Assurance is lent to the testimony of the victim by two other circumstances; firstly in the prompt F.I.R. of the incident which was lodged by the victim the appellant has been named as the villian who was responsible for inflicting the injuries on his person. Criminal courts attach great value to the lodging of a prompt F.I.R. because the same very largely minimises the possibility of false implication, of persons named therein and of embellishments in the prosecution case. This is singularly so in the instant case because the role of causing injuries to the victim has only been assigned to the appellant.

Secondly, the strong motive in this case also lends tremendous assurance to the Court. As mentioned in the earlier part of the judgment 3 or 4 days prior to the incident, the family of the appellant suspected the son of the victim of stealing Rs. 5/- from their house and there was a quarrel on this score between the wife of appellant and that of the informant.

13. The time-honoured principle, namely that evidence has to be weighed and not counted is contained in section 134 of the Indian Evidence Act which provides “no particular number of witnesses shall in any case be required for the proof of any fact”. Since in my view, the evidence of the victim is implicitly reliable; is corroborated by medical evidence; and assurance is lent to it by some other circumstances also, by itself alone it is a very safe and sound basis for confirming the conviction of the appellant. Plurality of evidence is only a rule of prudence; necessary in a given case because of its peculiar features and not an inflexible requirement of law having universal application and in the present case there is certainly no necessity for the same. As I see it the learned trial Judge was wholly justified in convicting the appellant under section 324 I.P.C.

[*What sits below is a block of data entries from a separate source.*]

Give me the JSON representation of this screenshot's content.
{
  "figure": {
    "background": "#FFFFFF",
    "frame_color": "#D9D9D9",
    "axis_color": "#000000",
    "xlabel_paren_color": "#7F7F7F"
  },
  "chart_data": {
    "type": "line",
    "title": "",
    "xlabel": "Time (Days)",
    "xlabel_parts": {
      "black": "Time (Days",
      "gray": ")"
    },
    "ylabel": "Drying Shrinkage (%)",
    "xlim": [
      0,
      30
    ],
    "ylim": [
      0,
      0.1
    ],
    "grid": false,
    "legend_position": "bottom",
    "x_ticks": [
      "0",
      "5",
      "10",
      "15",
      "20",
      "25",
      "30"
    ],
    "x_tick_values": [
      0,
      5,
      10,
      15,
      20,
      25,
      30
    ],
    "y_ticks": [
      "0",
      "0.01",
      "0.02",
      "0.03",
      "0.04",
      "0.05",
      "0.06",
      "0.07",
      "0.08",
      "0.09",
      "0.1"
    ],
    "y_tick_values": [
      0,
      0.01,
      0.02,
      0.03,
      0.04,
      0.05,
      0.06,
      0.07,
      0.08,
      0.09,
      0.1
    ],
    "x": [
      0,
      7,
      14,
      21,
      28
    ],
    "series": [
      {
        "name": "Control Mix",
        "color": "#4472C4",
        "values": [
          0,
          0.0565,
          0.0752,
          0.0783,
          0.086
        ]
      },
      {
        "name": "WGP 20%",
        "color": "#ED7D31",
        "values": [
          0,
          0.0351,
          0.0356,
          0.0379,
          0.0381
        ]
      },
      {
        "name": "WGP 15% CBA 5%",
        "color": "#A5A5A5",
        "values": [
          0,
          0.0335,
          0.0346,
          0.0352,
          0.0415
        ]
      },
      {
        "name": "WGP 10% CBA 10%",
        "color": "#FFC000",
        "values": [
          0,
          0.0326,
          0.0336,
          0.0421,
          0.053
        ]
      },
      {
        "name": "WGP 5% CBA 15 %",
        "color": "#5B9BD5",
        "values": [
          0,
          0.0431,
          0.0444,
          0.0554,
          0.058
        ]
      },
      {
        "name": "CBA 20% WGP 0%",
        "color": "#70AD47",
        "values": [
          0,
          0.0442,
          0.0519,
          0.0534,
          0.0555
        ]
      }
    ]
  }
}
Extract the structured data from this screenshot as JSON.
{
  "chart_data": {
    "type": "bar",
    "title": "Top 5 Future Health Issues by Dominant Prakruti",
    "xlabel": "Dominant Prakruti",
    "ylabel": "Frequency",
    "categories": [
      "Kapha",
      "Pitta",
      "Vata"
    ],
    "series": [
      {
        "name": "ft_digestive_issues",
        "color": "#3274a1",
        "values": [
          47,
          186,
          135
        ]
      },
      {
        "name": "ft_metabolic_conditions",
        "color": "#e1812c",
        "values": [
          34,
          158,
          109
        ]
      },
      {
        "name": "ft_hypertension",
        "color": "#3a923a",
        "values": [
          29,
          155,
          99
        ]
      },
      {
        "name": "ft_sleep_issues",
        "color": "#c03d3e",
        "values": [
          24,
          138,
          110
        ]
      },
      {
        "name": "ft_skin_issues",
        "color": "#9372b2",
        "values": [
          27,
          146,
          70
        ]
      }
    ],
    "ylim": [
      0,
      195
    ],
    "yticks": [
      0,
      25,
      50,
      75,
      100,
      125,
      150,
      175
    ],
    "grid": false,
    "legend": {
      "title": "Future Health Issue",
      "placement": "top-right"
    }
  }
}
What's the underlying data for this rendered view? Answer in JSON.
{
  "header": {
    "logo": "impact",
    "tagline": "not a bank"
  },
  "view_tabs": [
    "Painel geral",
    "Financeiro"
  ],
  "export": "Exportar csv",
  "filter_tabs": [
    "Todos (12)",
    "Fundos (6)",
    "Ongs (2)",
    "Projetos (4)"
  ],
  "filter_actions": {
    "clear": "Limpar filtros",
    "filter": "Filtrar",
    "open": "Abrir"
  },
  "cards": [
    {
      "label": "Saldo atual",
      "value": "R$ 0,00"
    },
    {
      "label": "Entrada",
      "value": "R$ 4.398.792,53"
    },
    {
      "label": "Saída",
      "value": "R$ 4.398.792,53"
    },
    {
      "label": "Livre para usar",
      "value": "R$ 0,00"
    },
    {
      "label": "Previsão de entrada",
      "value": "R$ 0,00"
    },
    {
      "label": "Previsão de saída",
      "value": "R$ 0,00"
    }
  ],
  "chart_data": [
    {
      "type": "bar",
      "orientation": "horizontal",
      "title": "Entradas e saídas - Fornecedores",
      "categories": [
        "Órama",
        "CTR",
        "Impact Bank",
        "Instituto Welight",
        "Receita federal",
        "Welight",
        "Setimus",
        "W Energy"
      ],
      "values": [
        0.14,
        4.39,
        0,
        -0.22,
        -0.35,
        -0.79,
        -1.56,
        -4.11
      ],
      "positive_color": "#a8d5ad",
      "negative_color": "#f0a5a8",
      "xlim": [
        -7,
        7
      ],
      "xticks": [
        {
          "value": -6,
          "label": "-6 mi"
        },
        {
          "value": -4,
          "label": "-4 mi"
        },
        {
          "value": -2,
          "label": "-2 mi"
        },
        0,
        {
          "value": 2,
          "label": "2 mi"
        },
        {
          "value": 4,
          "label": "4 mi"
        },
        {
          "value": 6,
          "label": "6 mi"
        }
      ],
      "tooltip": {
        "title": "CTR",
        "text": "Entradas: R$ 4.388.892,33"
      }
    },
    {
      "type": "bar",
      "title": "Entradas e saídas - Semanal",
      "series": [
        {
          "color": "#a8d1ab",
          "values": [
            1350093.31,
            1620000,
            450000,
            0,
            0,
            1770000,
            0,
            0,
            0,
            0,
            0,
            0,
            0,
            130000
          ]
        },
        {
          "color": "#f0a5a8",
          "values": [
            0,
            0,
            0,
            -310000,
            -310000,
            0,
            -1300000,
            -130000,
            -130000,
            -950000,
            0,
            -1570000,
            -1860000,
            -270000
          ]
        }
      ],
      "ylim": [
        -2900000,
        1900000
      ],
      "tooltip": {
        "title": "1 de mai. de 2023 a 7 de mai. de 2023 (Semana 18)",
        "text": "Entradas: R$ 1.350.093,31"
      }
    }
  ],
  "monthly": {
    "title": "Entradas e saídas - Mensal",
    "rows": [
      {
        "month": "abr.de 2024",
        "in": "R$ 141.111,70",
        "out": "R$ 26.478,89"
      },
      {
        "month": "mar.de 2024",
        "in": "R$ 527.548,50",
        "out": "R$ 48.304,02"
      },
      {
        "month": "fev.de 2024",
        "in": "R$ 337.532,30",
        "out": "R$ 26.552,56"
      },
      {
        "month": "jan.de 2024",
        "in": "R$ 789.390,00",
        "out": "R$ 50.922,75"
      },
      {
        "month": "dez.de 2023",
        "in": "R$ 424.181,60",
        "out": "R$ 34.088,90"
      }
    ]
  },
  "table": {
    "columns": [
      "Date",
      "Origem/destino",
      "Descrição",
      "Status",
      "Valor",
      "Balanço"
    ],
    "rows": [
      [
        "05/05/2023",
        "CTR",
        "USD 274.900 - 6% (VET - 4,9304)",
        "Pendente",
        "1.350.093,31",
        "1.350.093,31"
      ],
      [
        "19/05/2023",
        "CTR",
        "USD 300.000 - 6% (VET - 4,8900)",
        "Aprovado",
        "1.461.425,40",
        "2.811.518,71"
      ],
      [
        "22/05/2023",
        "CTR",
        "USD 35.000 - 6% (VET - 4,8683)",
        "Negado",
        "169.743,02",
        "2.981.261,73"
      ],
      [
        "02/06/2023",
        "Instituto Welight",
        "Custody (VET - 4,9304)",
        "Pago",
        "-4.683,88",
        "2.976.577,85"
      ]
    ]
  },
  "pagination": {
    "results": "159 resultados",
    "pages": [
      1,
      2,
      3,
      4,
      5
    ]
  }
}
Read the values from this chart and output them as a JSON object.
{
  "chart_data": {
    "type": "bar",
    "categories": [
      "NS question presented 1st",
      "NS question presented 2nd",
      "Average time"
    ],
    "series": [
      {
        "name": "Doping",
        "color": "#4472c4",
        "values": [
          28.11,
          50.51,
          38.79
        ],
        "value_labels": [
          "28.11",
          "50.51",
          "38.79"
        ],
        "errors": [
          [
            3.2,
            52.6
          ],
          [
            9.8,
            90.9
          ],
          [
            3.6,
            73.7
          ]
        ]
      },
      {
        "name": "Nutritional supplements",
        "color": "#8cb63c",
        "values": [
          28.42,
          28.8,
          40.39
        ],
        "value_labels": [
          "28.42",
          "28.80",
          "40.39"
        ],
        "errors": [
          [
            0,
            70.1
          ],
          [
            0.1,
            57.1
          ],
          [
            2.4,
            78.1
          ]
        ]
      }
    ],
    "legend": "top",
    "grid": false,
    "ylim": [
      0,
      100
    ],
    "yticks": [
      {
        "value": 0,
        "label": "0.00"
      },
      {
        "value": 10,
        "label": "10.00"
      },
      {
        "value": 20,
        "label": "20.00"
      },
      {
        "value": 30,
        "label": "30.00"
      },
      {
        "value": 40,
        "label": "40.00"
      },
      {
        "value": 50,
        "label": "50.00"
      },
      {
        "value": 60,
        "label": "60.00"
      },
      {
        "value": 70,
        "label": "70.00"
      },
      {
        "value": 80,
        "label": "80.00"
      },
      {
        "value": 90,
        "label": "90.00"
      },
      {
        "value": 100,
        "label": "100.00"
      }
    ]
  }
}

14. The only question which remains is that pertaining to the quantum of sentence. The learned Counsel for the appellant urged that the instant case does not warrant a jail sentence and if in place of the unserved portion of jail sentence some fine is imposed on the appellant, he would not consider the same to be enhancement of the sentence of the appellant. Initially, I was loath to accept this submission; not only because the learned A.P.P. vehemently opposed it but also because burn injuries on vital parts of the body of the victim have been caused by the appellant. However, I accepted this submission of counsel for the appellant because, I find that the substantive sentence is only 6 months R.I.; that the appellant has already been in jail for one month; that the incident took place more than 5 years ago; and that the learned trial Judge has mentioned in paragraph 19 of the Judgment that it appears that the appellant is a first offender. Considering all these circumstances, and bearing in mind that a sentence of 6 months R.I. cannot be said to have any deterrent effect on the appellant, I reduce the jail sentence of the appellant to the period already undergone by him. I however, provide that in place of the remaining portion of jail sentence the appellant would pay a fine of Rs. 3000/-. This would be in addition to the fine of Rs. 500/- imposed by the learned trial Judge. This fine of Rs. 3000/- and that of Rs. 500/- imposed by the trial Judge, if not already paid, would be paid by the appellant, within a period of 3 months from today.

15. The appellant is in jail. He shall be released forthwith unless wanted in some other crime. In case the fine is not paid within a period of 3 months, from today, he shall undergo the jail sentence imposed on him under section 324 I.P.C. by the learned trial Judge. The fine of Rs. 3000/- imposed on the appellant by me would be awarded as compensation to the complainant P.W. 1 Pandurang Bansi Ugale and in case the complainant is dead to his heirs. The trial Court would inform the complainant/his heirs, as the case may be, about this order.

16. Accordingly, this appeal is partly allowed and partly dismissed. Certified copy expedited.